Located near the mouth of the Mississippi River in Louisiana, New Orleans, is a world renowned city known for its unique cuisine, creole culture and vibrant night life, most notably Mardi Gras. Neither Max nor I had been to Louisiana before, so when we first started planning our 14 month road trip, New Orleans was one of the “must see” cities on our list. We were especially looking forward to visiting the Big Easy for its vibrant night life and spicy cuisine.
We arrived in New Orleans at the beginning of March – two weeks after all the craziness of Mardi Gras had passed. Since we weren’t willing to pay the astronomical rate of $150 per night to stay at the only RV park in the French Quarter, we stayed across the Mississippi river at Bayou Segnette State Park instead. This park was much more reasonably priced ($37 per night) and was still relatively close to the city (30 minutes away). Oh and this park had free laundry to boot…if you could snag an open machine! 😉
Parking in the French Quarter can be a nightmare due to its narrow roads, high prices and restrictions, so being that we were staying just across the Mississippi river, we opted to take the ferry. Getting there from our campsite was super easy as we parked in the Algiers neighborhood (free) and took the Algiers ferry ($2) across the river right into the heart of the city. We took the ferry over at night and were treated to a beautiful display as the city lights lit up the night sky and sparkling on the water.

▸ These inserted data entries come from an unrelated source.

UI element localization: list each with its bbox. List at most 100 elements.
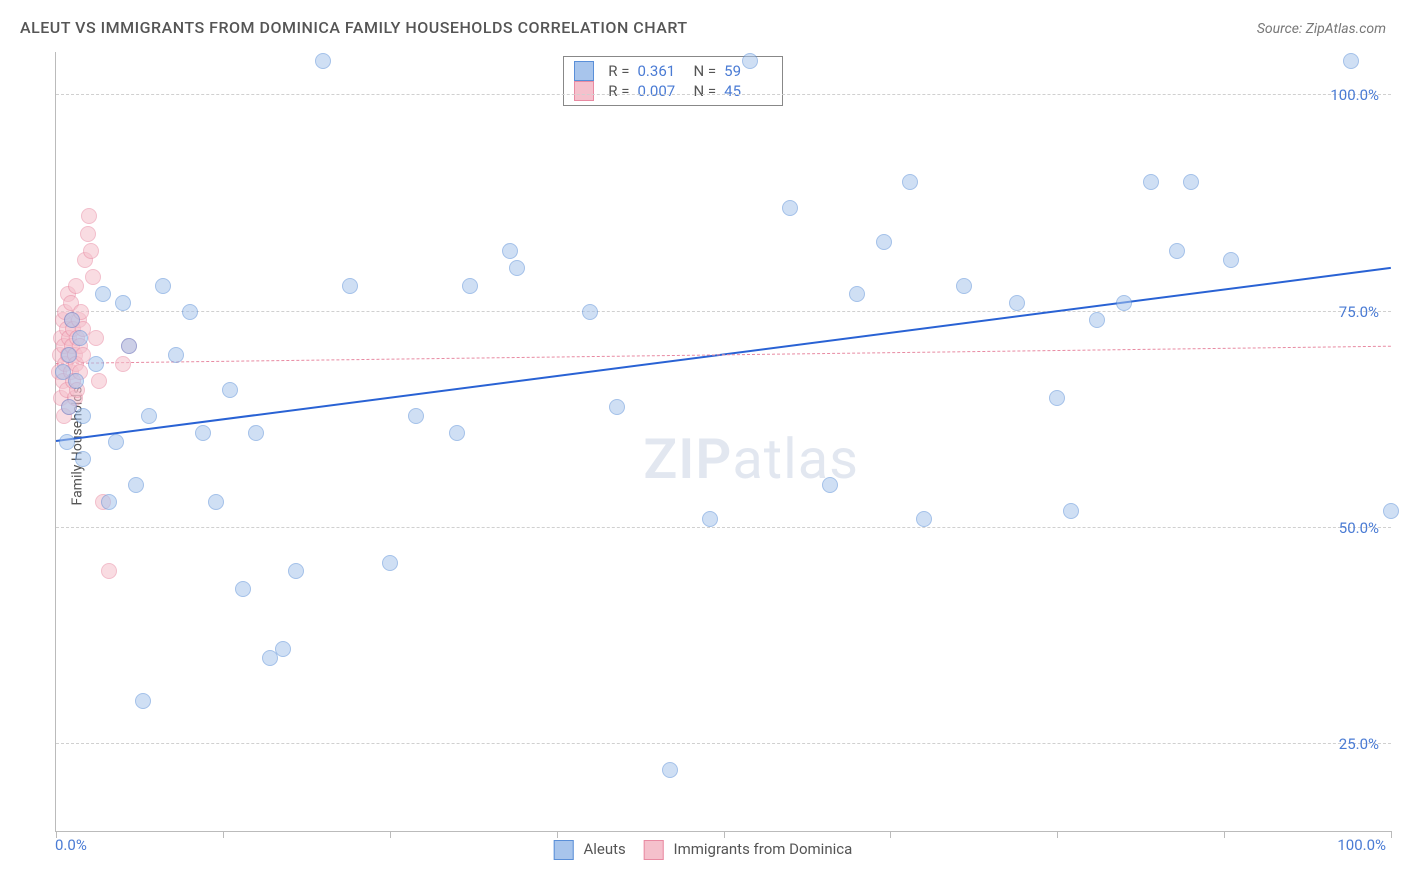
data-point: [81, 208, 97, 224]
r-label: R =: [608, 82, 629, 100]
data-point: [849, 286, 865, 302]
data-point: [83, 243, 99, 259]
x-tick-mark: [390, 831, 391, 838]
chart-plot-area: ZIPatlas R = 0.361 N = 59 R = 0.007 N = …: [55, 52, 1391, 832]
y-tick-label: 50.0%: [1339, 519, 1379, 537]
x-tick-mark: [890, 831, 891, 838]
series-legend: Aleuts Immigrants from Dominica: [554, 840, 853, 860]
data-point: [742, 53, 758, 69]
legend-row-2: R = 0.007 N = 45: [574, 81, 772, 101]
data-point: [61, 347, 77, 363]
data-point: [195, 425, 211, 441]
data-point: [702, 511, 718, 527]
n-label: N =: [694, 82, 717, 100]
data-point: [1049, 390, 1065, 406]
x-tick-mark: [1057, 831, 1058, 838]
r-label: R =: [608, 62, 629, 80]
data-point: [1089, 312, 1105, 328]
data-point: [72, 330, 88, 346]
data-point: [141, 408, 157, 424]
data-point: [1116, 295, 1132, 311]
y-tick-label: 100.0%: [1330, 86, 1379, 104]
legend-swatch-aleuts: [574, 61, 594, 81]
y-tick-label: 25.0%: [1339, 735, 1379, 753]
data-point: [88, 356, 104, 372]
legend-item-dominica: Immigrants from Dominica: [644, 840, 853, 860]
x-tick-mark: [1224, 831, 1225, 838]
data-point: [128, 477, 144, 493]
n-label: N =: [694, 62, 717, 80]
data-point: [1143, 174, 1159, 190]
watermark-bold: ZIP: [643, 426, 732, 492]
data-point: [68, 373, 84, 389]
x-tick-min: 0.0%: [55, 836, 87, 854]
trend-line: [56, 345, 1391, 363]
data-point: [662, 762, 678, 778]
gridline: [56, 94, 1391, 95]
legend-item-aleuts: Aleuts: [554, 840, 626, 860]
data-point: [235, 581, 251, 597]
data-point: [91, 373, 107, 389]
data-point: [876, 234, 892, 250]
chart-title: ALEUT VS IMMIGRANTS FROM DOMINICA FAMILY…: [20, 18, 688, 37]
data-point: [85, 269, 101, 285]
data-point: [408, 408, 424, 424]
data-point: [275, 641, 291, 657]
data-point: [782, 200, 798, 216]
legend-swatch-dominica-icon: [644, 840, 664, 860]
data-point: [64, 312, 80, 328]
data-point: [382, 555, 398, 571]
data-point: [315, 53, 331, 69]
data-point: [121, 338, 137, 354]
y-tick-label: 75.0%: [1339, 303, 1379, 321]
data-point: [59, 434, 75, 450]
data-point: [509, 260, 525, 276]
x-tick-mark: [724, 831, 725, 838]
data-point: [1223, 252, 1239, 268]
data-point: [502, 243, 518, 259]
data-point: [1383, 503, 1399, 519]
gridline: [56, 743, 1391, 744]
data-point: [1063, 503, 1079, 519]
data-point: [75, 451, 91, 467]
x-tick-max: 100.0%: [1337, 836, 1386, 854]
data-point: [582, 304, 598, 320]
gridline: [56, 311, 1391, 312]
data-point: [449, 425, 465, 441]
data-point: [68, 278, 84, 294]
header: ALEUT VS IMMIGRANTS FROM DOMINICA FAMILY…: [20, 18, 1386, 37]
data-point: [168, 347, 184, 363]
data-point: [101, 494, 117, 510]
data-point: [609, 399, 625, 415]
data-point: [75, 408, 91, 424]
chart-source: Source: ZipAtlas.com: [1257, 21, 1386, 37]
data-point: [1169, 243, 1185, 259]
data-point: [115, 356, 131, 372]
data-point: [1009, 295, 1025, 311]
data-point: [108, 434, 124, 450]
data-point: [956, 278, 972, 294]
x-tick-mark: [1391, 831, 1392, 838]
data-point: [135, 693, 151, 709]
data-point: [182, 304, 198, 320]
data-point: [902, 174, 918, 190]
legend-label-aleuts: Aleuts: [583, 840, 625, 858]
data-point: [342, 278, 358, 294]
data-point: [101, 563, 117, 579]
legend-label-dominica: Immigrants from Dominica: [673, 840, 852, 858]
data-point: [222, 382, 238, 398]
data-point: [80, 226, 96, 242]
x-tick-mark: [223, 831, 224, 838]
legend-swatch-aleuts-icon: [554, 840, 574, 860]
r-value-aleuts: 0.361: [638, 62, 686, 80]
r-value-dominica: 0.007: [638, 82, 686, 100]
data-point: [155, 278, 171, 294]
data-point: [462, 278, 478, 294]
data-point: [1183, 174, 1199, 190]
gridline: [56, 527, 1391, 528]
data-point: [248, 425, 264, 441]
data-point: [822, 477, 838, 493]
data-point: [88, 330, 104, 346]
n-value-dominica: 45: [724, 82, 772, 100]
data-point: [1343, 53, 1359, 69]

Our first stop in the French Quarter was Bourbon Street and it definitely lived up to its reputation! Wowza…we expected Bourbon Street to be crazy, but nothing prepared us for how busy it was and how much trash was on the ground!?! There was literally trash, beads, puke…you name it…all over the street! I think we mistakenly envisioned the party scene to be more like Vegas set in a Gaslamp district, but it seemed more like a college frat party gone wild. We heard from a local that they judge how great the party it is by how much trash is on the ground the next morning. While we had fun seeing what Bourbon Street was all about, Max summed it up best when he said, “This would have been REALLY cool when I was 21, but not so much at 33”. Ok, now I feel old!
New Orleans is famous as being one of America’s top culinary cities. However, being on a $100 per day budget, we opted to order Po Boys from a grab and go spot rather than eating at a fancy restaurant like Galatoire’s where dinner jackets are a must. For dessert, we walked down to Jackson Square and ordered beignets and coffee from the famous Café Du Monde. The beignets were delicious and reminded me of an elephant ear you’d get at a carnival covered in powdered sugar! We would have loved to stay and explore the Jackson Square area more, but it was getting late and the gates to the square had closed.
The following day was rainy so we thought it would be fun to visit the National World War II Museum. Prior to leaving on our trip, I had read “The Rise and Fall of the Third Reich”, which peaked my interest for all things World War II. Apparently I wasn’t the only one who thought going to a museum on a rainy day was a good idea as the place was jam packed! Through a bit of quick thinking we were able to purchase tickets on our cell phones and pick them up at will call which saved us an hour of waiting in line.
The purpose of this WWII museum was to show America’s involvement in the war in every facet. The exhibits were very interactive with rooms staged to look like scenes from Normandy, various battlefields in Europe and the South Pacific. The museum displayed thousands of WWII artifacts such as uniforms, personal belongings, diaries and artillery. There was so much to see that towards closing time Max and I were running from room to room to make sure we didn’t miss anything. One of the highlights was the large hanger with restored airplanes that were used in WWII. They had multiple viewing platforms that allowed you to see the planes from both below and above them.
On our last day in New Orleans we drove the famous river road to see the plantations. Max wanted to photograph Oak Alley’s famous live oaks so we paid the $25 entrance fee per person allowing us to take the “big house” tour and wander around the property. Unfortunately, the “big house” tour was not self-guided and was quite congested for having purchased tickets in advance. They herded twenty five people room by room through talking about each artifact in the house. This is definitely not our style of sight-seeing, but we had a good eye roll and laugh about it along the way. In hindsight, we would recommend skipping the tour altogether and photograph Oak Alley from the street looking towards the mansion. This way you can avoid the $25 per person entrance fee and you still get to enjoy the beautiful scenery of the live oaks.